Turns out it was a Chinese bot.

As it turns out, FRED's recent downtime was caused by an ill-behaved crawler run by a Chinese search engine. When this issue first arose, one of the first things I did was to look for excessive numbers of requests coming from single IPs, and this bot had been among the top 3 or 4 clients over the better part of that day. But because it made fewer requests than other crawlers such as Google, Bing, and Yahoo, I discounted it as a cause of the issue. After all, it had made fewer requests than those other well-behaved bots, which FRED has no problem serving.

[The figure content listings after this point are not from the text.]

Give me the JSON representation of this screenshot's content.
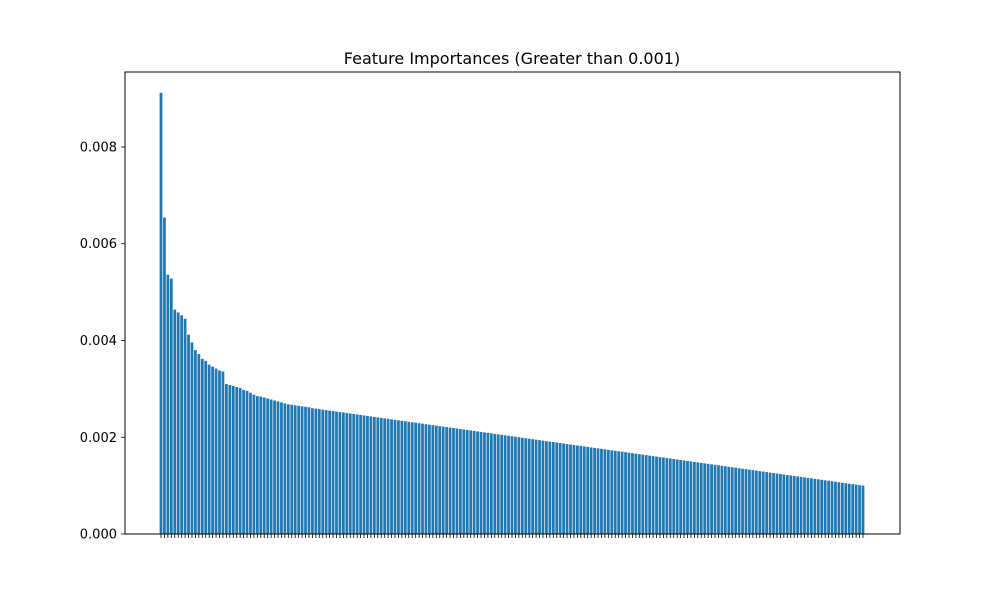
{
  "chart_data": {
    "type": "bar",
    "title": "Feature Importances (Greater than 0.001)",
    "xlabel": "",
    "ylabel": "",
    "ylim": [
      0,
      0.00955
    ],
    "yticks": [
      "0.000",
      "0.002",
      "0.004",
      "0.006",
      "0.008"
    ],
    "bar_color": "#1f77b4",
    "grid": false,
    "legend": "none",
    "values": [
      0.00912,
      0.00654,
      0.00536,
      0.00528,
      0.00464,
      0.00458,
      0.00452,
      0.00445,
      0.00412,
      0.00396,
      0.0038,
      0.00372,
      0.00362,
      0.00358,
      0.0035,
      0.00346,
      0.00342,
      0.00338,
      0.00336,
      0.0031,
      0.00308,
      0.00306,
      0.00304,
      0.00302,
      0.00298,
      0.00296,
      0.00292,
      0.00288,
      0.00285,
      0.00284,
      0.00282,
      0.0028,
      0.00278,
      0.00276,
      0.00274,
      0.00272,
      0.0027,
      0.00268,
      0.00267,
      0.00266,
      0.00265,
      0.00264,
      0.00263,
      0.00262,
      0.0026,
      0.00259,
      0.00258,
      0.00257,
      0.00256,
      0.00255,
      0.00254,
      0.00253,
      0.00252,
      0.00251,
      0.0025,
      0.00249,
      0.00248,
      0.00247,
      0.00246,
      0.00245,
      0.00244,
      0.00243,
      0.00242,
      0.00241,
      0.0024,
      0.00239,
      0.00238,
      0.00237,
      0.00236,
      0.00235,
      0.00234,
      0.00233,
      0.00232,
      0.00231,
      0.0023,
      0.00229,
      0.00228,
      0.00227,
      0.00226,
      0.00225,
      0.00224,
      0.00223,
      0.00222,
      0.00221,
      0.0022,
      0.00219,
      0.00218,
      0.00217,
      0.00216,
      0.00215,
      0.00214,
      0.00213,
      0.00212,
      0.00211,
      0.0021,
      0.00209,
      0.00208,
      0.00207,
      0.00206,
      0.00205,
      0.00204,
      0.00203,
      0.00202,
      0.00201,
      0.002,
      0.00199,
      0.00198,
      0.00197,
      0.00196,
      0.00195,
      0.00194,
      0.00193,
      0.00192,
      0.00191,
      0.0019,
      0.00189,
      0.00188,
      0.00187,
      0.00186,
      0.00185,
      0.00184,
      0.00183,
      0.00182,
      0.00181,
      0.0018,
      0.00179,
      0.00178,
      0.00177,
      0.00176,
      0.00175,
      0.00174,
      0.00173,
      0.00172,
      0.00171,
      0.0017,
      0.00169,
      0.00168,
      0.00167,
      0.00166,
      0.00165,
      0.00164,
      0.00163,
      0.00162,
      0.00161,
      0.0016,
      0.00159,
      0.00158,
      0.00157,
      0.00156,
      0.00155,
      0.00154,
      0.00153,
      0.00152,
      0.00151,
      0.0015,
      0.00149,
      0.00148,
      0.00147,
      0.00146,
      0.00145,
      0.00144,
      0.00143,
      0.00142,
      0.00141,
      0.0014,
      0.00139,
      0.00138,
      0.00137,
      0.00136,
      0.00135,
      0.00134,
      0.00133,
      0.00132,
      0.00131,
      0.0013,
      0.00129,
      0.00128,
      0.00127,
      0.00126,
      0.00125,
      0.00124,
      0.00123,
      0.00122,
      0.00121,
      0.0012,
      0.00119,
      0.00118,
      0.00117,
      0.00116,
      0.00115,
      0.00114,
      0.00113,
      0.00112,
      0.00111,
      0.0011,
      0.00109,
      0.00108,
      0.00107,
      0.00106,
      0.00105,
      0.00104,
      0.00103,
      0.00102,
      0.00101,
      0.001
    ]
  }
}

However, I had retrospectively counted the Chinese requests over the whole day in aggregate. When I had a chance to watch the server processes escalate in real time, I saw that one IP address was making as many as 100 concurrent requests! It was the IP of that Chinese spider.

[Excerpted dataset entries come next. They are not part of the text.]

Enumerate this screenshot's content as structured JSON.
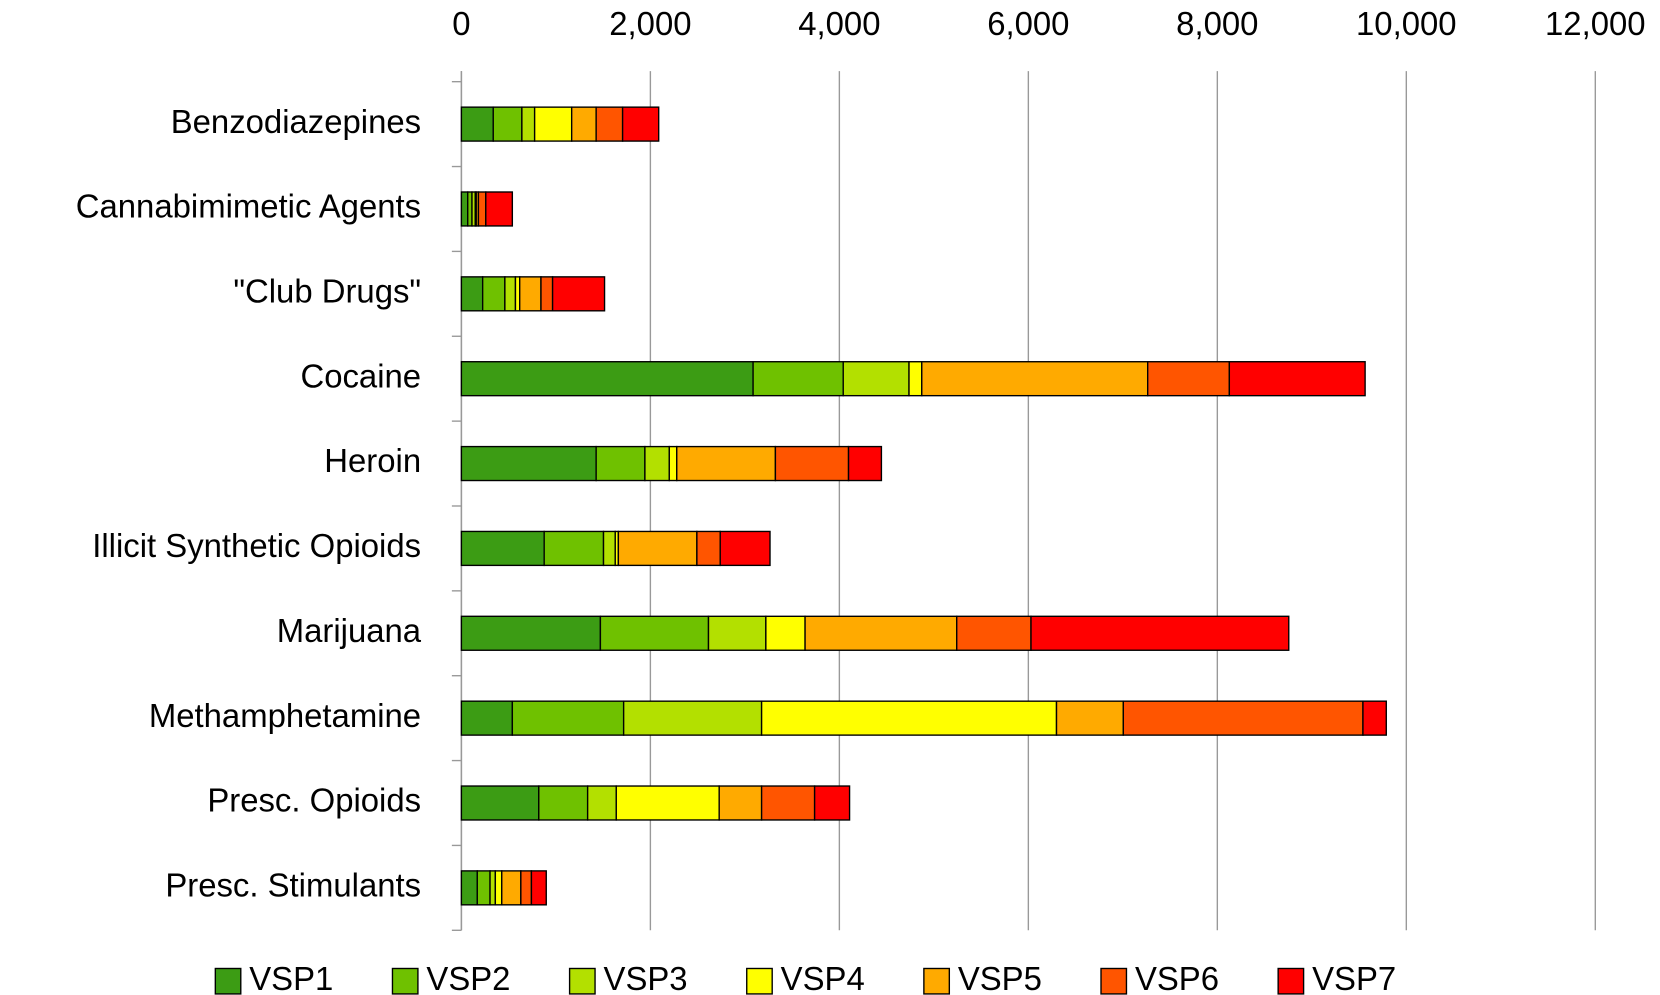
{
  "chart_data": {
    "type": "stacked-barh",
    "categories": [
      "Benzodiazepines",
      "Cannabimimetic Agents",
      "\"Club Drugs\"",
      "Cocaine",
      "Heroin",
      "Illicit Synthetic Opioids",
      "Marijuana",
      "Methamphetamine",
      "Presc. Opioids",
      "Presc. Stimulants"
    ],
    "series": [
      {
        "name": "VSP1",
        "color": "#3c9c14",
        "values": [
          337,
          67,
          225,
          3087,
          1426,
          876,
          1471,
          539,
          819,
          168
        ]
      },
      {
        "name": "VSP2",
        "color": "#6fc100",
        "values": [
          303,
          45,
          235,
          954,
          516,
          628,
          1144,
          1178,
          517,
          135
        ]
      },
      {
        "name": "VSP3",
        "color": "#b3e000",
        "values": [
          135,
          34,
          112,
          696,
          258,
          124,
          607,
          1460,
          303,
          56
        ]
      },
      {
        "name": "VSP4",
        "color": "#ffff00",
        "values": [
          392,
          11,
          45,
          135,
          79,
          33,
          415,
          3121,
          1089,
          68
        ]
      },
      {
        "name": "VSP5",
        "color": "#ffaa00",
        "values": [
          259,
          23,
          225,
          2391,
          1044,
          831,
          1605,
          707,
          449,
          202
        ]
      },
      {
        "name": "VSP6",
        "color": "#ff5500",
        "values": [
          280,
          78,
          123,
          864,
          774,
          247,
          786,
          2536,
          561,
          112
        ]
      },
      {
        "name": "VSP7",
        "color": "#ff0000",
        "values": [
          382,
          281,
          550,
          1437,
          348,
          527,
          2728,
          247,
          370,
          157
        ]
      }
    ],
    "xlim": [
      0,
      12000
    ],
    "xticks": [
      0,
      {
        "value": 2000,
        "label": "2,000"
      },
      {
        "value": 4000,
        "label": "4,000"
      },
      {
        "value": 6000,
        "label": "6,000"
      },
      {
        "value": 8000,
        "label": "8,000"
      },
      {
        "value": 10000,
        "label": "10,000"
      },
      {
        "value": 12000,
        "label": "12,000"
      }
    ],
    "grid": true,
    "legend": "bottom"
  }
}
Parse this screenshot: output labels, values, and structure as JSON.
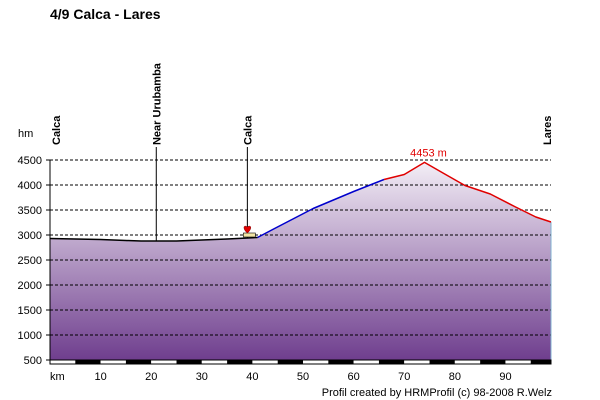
{
  "chart_data": {
    "type": "area",
    "title": "4/9 Calca - Lares",
    "ylabel": "hm",
    "xlabel": "km",
    "ylim": [
      500,
      4500
    ],
    "xlim": [
      0,
      99
    ],
    "grid": true,
    "y_ticks": [
      500,
      1000,
      1500,
      2000,
      2500,
      3000,
      3500,
      4000,
      4500
    ],
    "x_ticks": [
      10,
      20,
      30,
      40,
      50,
      60,
      70,
      80,
      90
    ],
    "profile": [
      {
        "km": 0,
        "elev": 2930
      },
      {
        "km": 5,
        "elev": 2920
      },
      {
        "km": 10,
        "elev": 2910
      },
      {
        "km": 15,
        "elev": 2890
      },
      {
        "km": 18,
        "elev": 2880
      },
      {
        "km": 25,
        "elev": 2880
      },
      {
        "km": 30,
        "elev": 2900
      },
      {
        "km": 35,
        "elev": 2920
      },
      {
        "km": 39,
        "elev": 2940
      },
      {
        "km": 41,
        "elev": 2950
      },
      {
        "km": 44,
        "elev": 3110
      },
      {
        "km": 48,
        "elev": 3320
      },
      {
        "km": 52,
        "elev": 3530
      },
      {
        "km": 56,
        "elev": 3700
      },
      {
        "km": 60,
        "elev": 3870
      },
      {
        "km": 64,
        "elev": 4030
      },
      {
        "km": 66,
        "elev": 4110
      },
      {
        "km": 70,
        "elev": 4210
      },
      {
        "km": 74,
        "elev": 4453
      },
      {
        "km": 78,
        "elev": 4220
      },
      {
        "km": 82,
        "elev": 3990
      },
      {
        "km": 87,
        "elev": 3820
      },
      {
        "km": 92,
        "elev": 3560
      },
      {
        "km": 96,
        "elev": 3360
      },
      {
        "km": 99,
        "elev": 3260
      }
    ],
    "segments": [
      {
        "from_km": 0,
        "to_km": 41,
        "color": "#000000"
      },
      {
        "from_km": 41,
        "to_km": 66,
        "color": "#0000cc"
      },
      {
        "from_km": 66,
        "to_km": 99,
        "color": "#e00000"
      }
    ],
    "peak": {
      "km": 74,
      "elev": 4453,
      "label": "4453 m",
      "color": "#e00000"
    },
    "waypoints": [
      {
        "km": 0,
        "label": "Calca",
        "line": false
      },
      {
        "km": 21,
        "label": "Near Urubamba",
        "line": true
      },
      {
        "km": 39,
        "label": "Calca",
        "line": true
      },
      {
        "km": 99,
        "label": "Lares",
        "line": false
      }
    ],
    "marker": {
      "km": 39,
      "icon": "heart-icon",
      "color": "#e00000"
    },
    "credit": "Profil created by HRMProfil (c) 98-2008 R.Welz",
    "colors": {
      "fill_top": "#f3eef6",
      "fill_bottom": "#6f3e8e",
      "grid": "#000000"
    }
  }
}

Adding a line to FRED's firewall config fixed the problem by blocking that IP (their whole class B subnet actually). So FRED's search rank in this chinese search engine will suffer, but I'm ok with that. :^)


Thursday, August 4, 2011

Tweaked Apache config

Ok so I opted for the "tweak apache" option. I lowered the MaxClients setting and set MaxRequestsPerChild to 1000. Neither of those will directly stop the number of processes from  escalating, but they might cause different behavior to occur when the number of processes gets too high.

We'll see.

Wednesday, August 3, 2011

FRED is flapping

FRED's webserver has been down for a number of short (~3 minute) periods all day today. Beginning with a few incidents on friday and a few over the weekend, escalating to 24 such incidents today (so far). Apache simply spawns gradually more and more child processes until it exhausts memory on the server, at which point it fails to respond to a probe from FRED's auto-restart monitor. At that point the monitor restarts Apache, and all is well until the next time it fills the available memory.

I may wave a dead chicken over some Apache settings, but since this is suddenly happening with no config changes or significant change in traffic on the site, I'm tempted to just spin up a new EC2 instance and see if that helps. Maybe the current instance is just going bad in some impenetrable way?